19 Ağustos tarihi 1953 yılında İran Başbakanı Muhammed Musaddık´a karşı İngiliz-ABD işbirliği ile yapılan TPAJAX darbesinin yıldönümü idi. Darbenin temel gerekçesi İran´da bulunan İngiliz petrollerinin millileştirilmesiydi. 1949 seçimlerine giderken halk desteği hissedilir derecede artan Musaddık´ın Şah ve İngiltere karşıtı duruşu kendisini ?Milli Cephe? olarak tarif ediyordu. İran üzerindeki neredeyse iki asra yaklaşan etkinliğini kaybetme korkusu yaşayan İngiltere, Musaddık´tan aşırı bir şekilde rahatsız olmaya başlamıştı. Bir de Soğuk Savaş dönemi koşullarını düşündüğünüzde, İran´ın elden çıkması demek Sovyetlerin bölgede güç kazanması anlamına gelecekti. İngiltere, BM´den tutunuz da ABD´ye kadar birçok yolu deneyerek Musaddık´ın bu millileştirme kararının önüne geçilmesini hedefledi. Sonra imdadına 1952 seçimleri sonrası Amerika´da işbaşına gelen Eisenhower yetişti. Onunla birlikte devreye İkinci Dünya Savaşı sonrası Yalta´da ABD adına masaya oturan Roosevelt´in torunu Kermit Roosevelt girdi. Kendisinin eski başkanın torunu olmanın ötesinde bir misyonu vardı. CIA´nin Ortadoğu direktörü idi. Ve oyun başladı. Her türlü manipülasyon için düğmeye basıldı. İftirada, düzenbazlıkta, provokasyonda sınırlar aşıldı. Rüşvetler gırla gidiyordu. İş başında bulunan Musaddık hükümetinin üyelerine eşcinselliğe varana kadar kirli suçlamalar yapıldı. Uzatmayalım, sonunda CIA / MI6 işbirliğinin çeşitli desiselerle kurguladığı darbe başarıya ulaştı ve İran tekrar İngiliz-ABD yanlısı Şah´ın yönetimine bırakıldı. Aslında 1979 İran devriminde birbirine taban tabana zıt toplumsal kesimlerin Şah yönetimine karşı ayaklanmasında 1953 darbesi öncesi ve sonrasında gelişmelerinin büyük bir payı vardır.

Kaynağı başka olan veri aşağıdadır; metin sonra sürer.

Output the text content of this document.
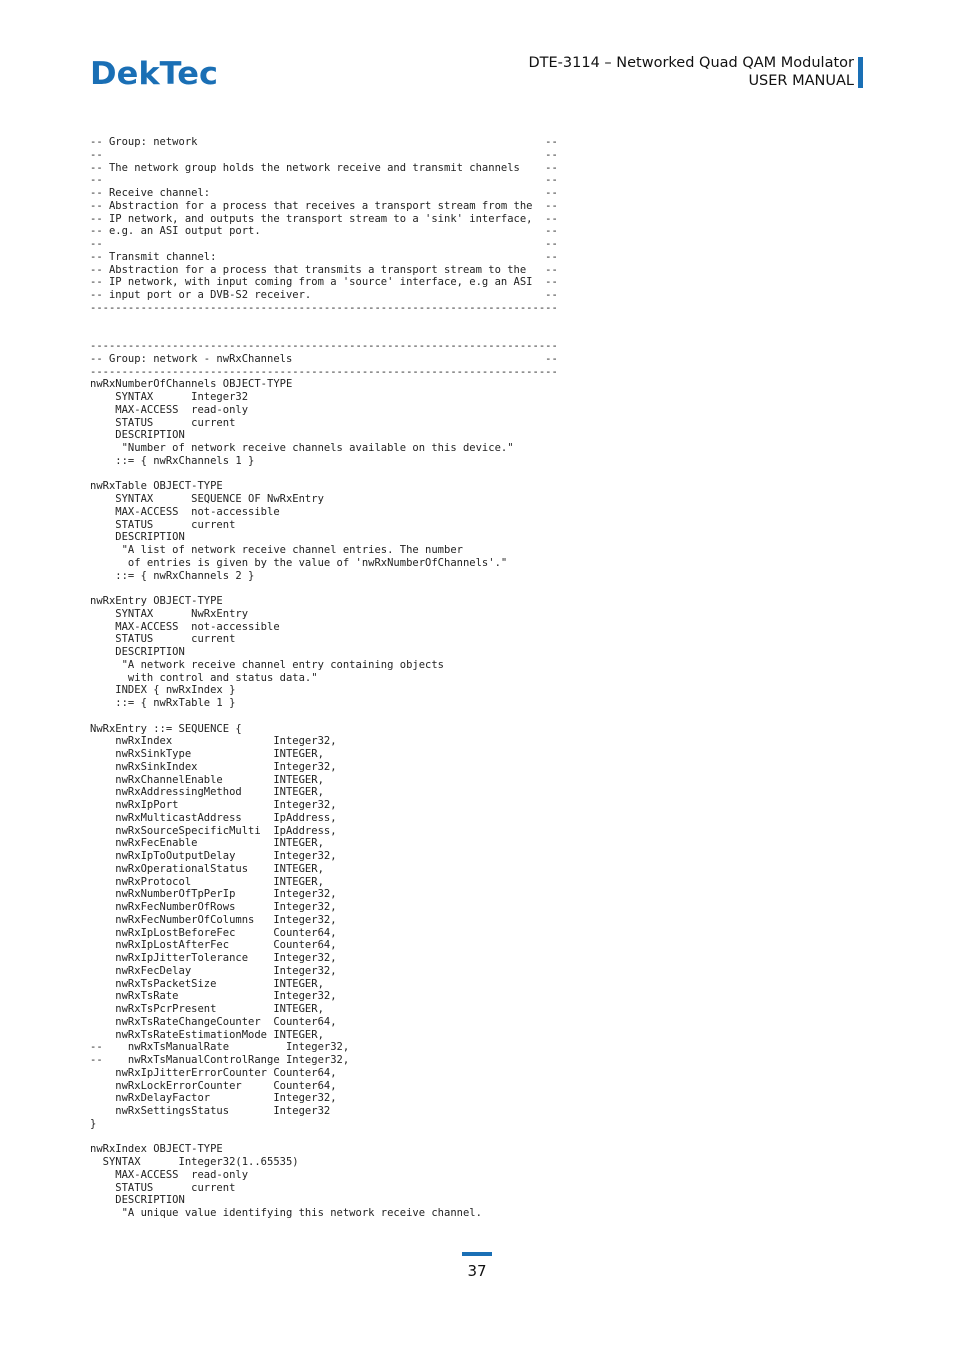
DekTec	DTE-3114 – Networked Quad QAM Modulator
USER MANUAL
-- Group: network                                                       --
--                                                                      --
-- The network group holds the network receive and transmit channels    --
--                                                                      --
-- Receive channel:                                                     --
-- Abstraction for a process that receives a transport stream from the  --
-- IP network, and outputs the transport stream to a 'sink' interface,  --
-- e.g. an ASI output port.                                             --
--                                                                      --
-- Transmit channel:                                                    --
-- Abstraction for a process that transmits a transport stream to the   --
-- IP network, with input coming from a 'source' interface, e.g an ASI  --
-- input port or a DVB-S2 receiver.                                     --
--------------------------------------------------------------------------
--------------------------------------------------------------------------
-- Group: network - nwRxChannels                                        --
--------------------------------------------------------------------------
nwRxNumberOfChannels OBJECT-TYPE
SYNTAX      Integer32
MAX-ACCESS  read-only
STATUS      current
DESCRIPTION
"Number of network receive channels available on this device."
::= { nwRxChannels 1 }
nwRxTable OBJECT-TYPE
SYNTAX      SEQUENCE OF NwRxEntry
MAX-ACCESS  not-accessible
STATUS      current
DESCRIPTION
"A list of network receive channel entries. The number
of entries is given by the value of 'nwRxNumberOfChannels'."
::= { nwRxChannels 2 }
nwRxEntry OBJECT-TYPE
SYNTAX      NwRxEntry
MAX-ACCESS  not-accessible
STATUS      current
DESCRIPTION
"A network receive channel entry containing objects
with control and status data."
INDEX { nwRxIndex }
::= { nwRxTable 1 }
NwRxEntry ::= SEQUENCE {
nwRxIndex                Integer32,
nwRxSinkType             INTEGER,
nwRxSinkIndex            Integer32,
nwRxChannelEnable        INTEGER,
nwRxAddressingMethod     INTEGER,
nwRxIpPort               Integer32,
nwRxMulticastAddress     IpAddress,
nwRxSourceSpecificMulti  IpAddress,
nwRxFecEnable            INTEGER,
nwRxIpToOutputDelay      Integer32,
nwRxOperationalStatus    INTEGER,
nwRxProtocol             INTEGER,
nwRxNumberOfTpPerIp      Integer32,
nwRxFecNumberOfRows      Integer32,
nwRxFecNumberOfColumns   Integer32,
nwRxIpLostBeforeFec      Counter64,
nwRxIpLostAfterFec       Counter64,
nwRxIpJitterTolerance    Integer32,
nwRxFecDelay             Integer32,
nwRxTsPacketSize         INTEGER,
nwRxTsRate               Integer32,
nwRxTsPcrPresent         INTEGER,
nwRxTsRateChangeCounter  Counter64,
nwRxTsRateEstimationMode INTEGER,
--    nwRxTsManualRate         Integer32,
--    nwRxTsManualControlRange Integer32,
nwRxIpJitterErrorCounter Counter64,
nwRxLockErrorCounter     Counter64,
nwRxDelayFactor          Integer32,
nwRxSettingsStatus       Integer32
}
nwRxIndex OBJECT-TYPE
SYNTAX      Integer32(1..65535)
MAX-ACCESS  read-only
STATUS      current
DESCRIPTION
"A unique value identifying this network receive channel.
37
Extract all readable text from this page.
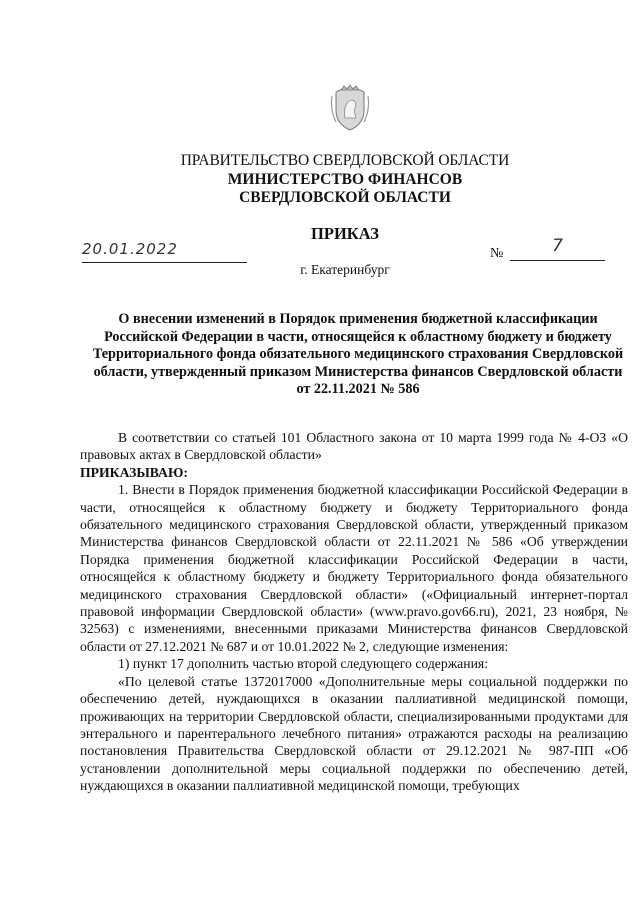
ПРАВИТЕЛЬСТВО СВЕРДЛОВСКОЙ ОБЛАСТИ
МИНИСТЕРСТВО ФИНАНСОВ
СВЕРДЛОВСКОЙ ОБЛАСТИ
ПРИКАЗ
20.01.2022	№	7
г. Екатеринбург
О внесении изменений в Порядок применения бюджетной классификации Российской Федерации в части, относящейся к областному бюджету и бюджету Территориального фонда обязательного медицинского страхования Свердловской области, утвержденный приказом Министерства финансов Свердловской области от 22.11.2021 № 586

В соответствии со статьей 101 Областного закона от 10 марта 1999 года № 4-ОЗ «О правовых актах в Свердловской области»

ПРИКАЗЫВАЮ:

1. Внести в Порядок применения бюджетной классификации Российской Федерации в части, относящейся к областному бюджету и бюджету Территориального фонда обязательного медицинского страхования Свердловской области, утвержденный приказом Министерства финансов Свердловской области от 22.11.2021 № 586 «Об утверждении Порядка применения бюджетной классификации Российской Федерации в части, относящейся к областному бюджету и бюджету Территориального фонда обязательного медицинского страхования Свердловской области» («Официальный интернет-портал правовой информации Свердловской области» (www.pravo.gov66.ru), 2021, 23 ноября, № 32563) с изменениями, внесенными приказами Министерства финансов Свердловской области от 27.12.2021 № 687 и от 10.01.2022 № 2, следующие изменения:

1) пункт 17 дополнить частью второй следующего содержания:

«По целевой статье 1372017000 «Дополнительные меры социальной поддержки по обеспечению детей, нуждающихся в оказании паллиативной медицинской помощи, проживающих на территории Свердловской области, специализированными продуктами для энтерального и парентерального лечебного питания» отражаются расходы на реализацию постановления Правительства Свердловской области от 29.12.2021 № 987-ПП «Об установлении дополнительной меры социальной поддержки по обеспечению детей, нуждающихся в оказании паллиативной медицинской помощи, требующих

Diğer taraftan aynı yıllarda Mısır´da Cemal Abdul Nasır rüzgârı esiyordu. Mısır da aynı İran´ın olduğu gibi İngilizlerin kontrolündeydi. 1936´da Mısır ve İngiltere arasında yapılan anlaşma, bir anlamda bağımsız bir Mısır değil, İngiltere güdümünde sanki özerk bir Mısır öngörüyordu. Bu anlaşma toplumda çok büyük tepkiyle karşılandı. Bu arada 1948´de İsrail ilan edildi. Halk arasında kargaşa ve tepki zirvedeydi. Bir de Mısır, Kral Faruk döneminde İsrail´e karşı mağlup olunca bir nevi her şey alt üst oldu. Böylesine atmosfer içinde bir köylü çocuğu olan, hukuk eğitimi almış ve 1938´de subaylığa atanan Cemal Abdul Nasır ortaya çıkıverdi. Kendilerini ?Hür Subaylar? olarak tanımlayan grubun başı olan Nasır, 23 Temmuz 1952´de yönetime el koydu. Bu süreç Soğuk Savaş döneminin puslu havasının tam ortasına bomba gibi düştü. Çok iyi bir hatip olan Nasır´ın şahsında ?Nasırcılık´ ve ?Pan-Arabizm´ ekolleri öne çıkmaya başladı. Bir de bunun üstüne Batılıların kendi yönetimine karşı kredi ve sair alanlarda verdikleri sözleri tutmamaları üzerine Nasır, Süveyş Kanalı´nı millileştirdiğini açıkladı. Sosyalist ve milliyetçi idi. Mısır´ın pozisyonunu ?Bloksuz? olarak tarif etti. Suriye ile birlikte Birleşik Arap Cumhuriyeti´ni kurdu. Nasır bugün bile üzerinde kurgu olduğu şüpheleri bulunan bir suikast girişimini gerekçe göstererek Müslüman Kardeşler´i yasakladı.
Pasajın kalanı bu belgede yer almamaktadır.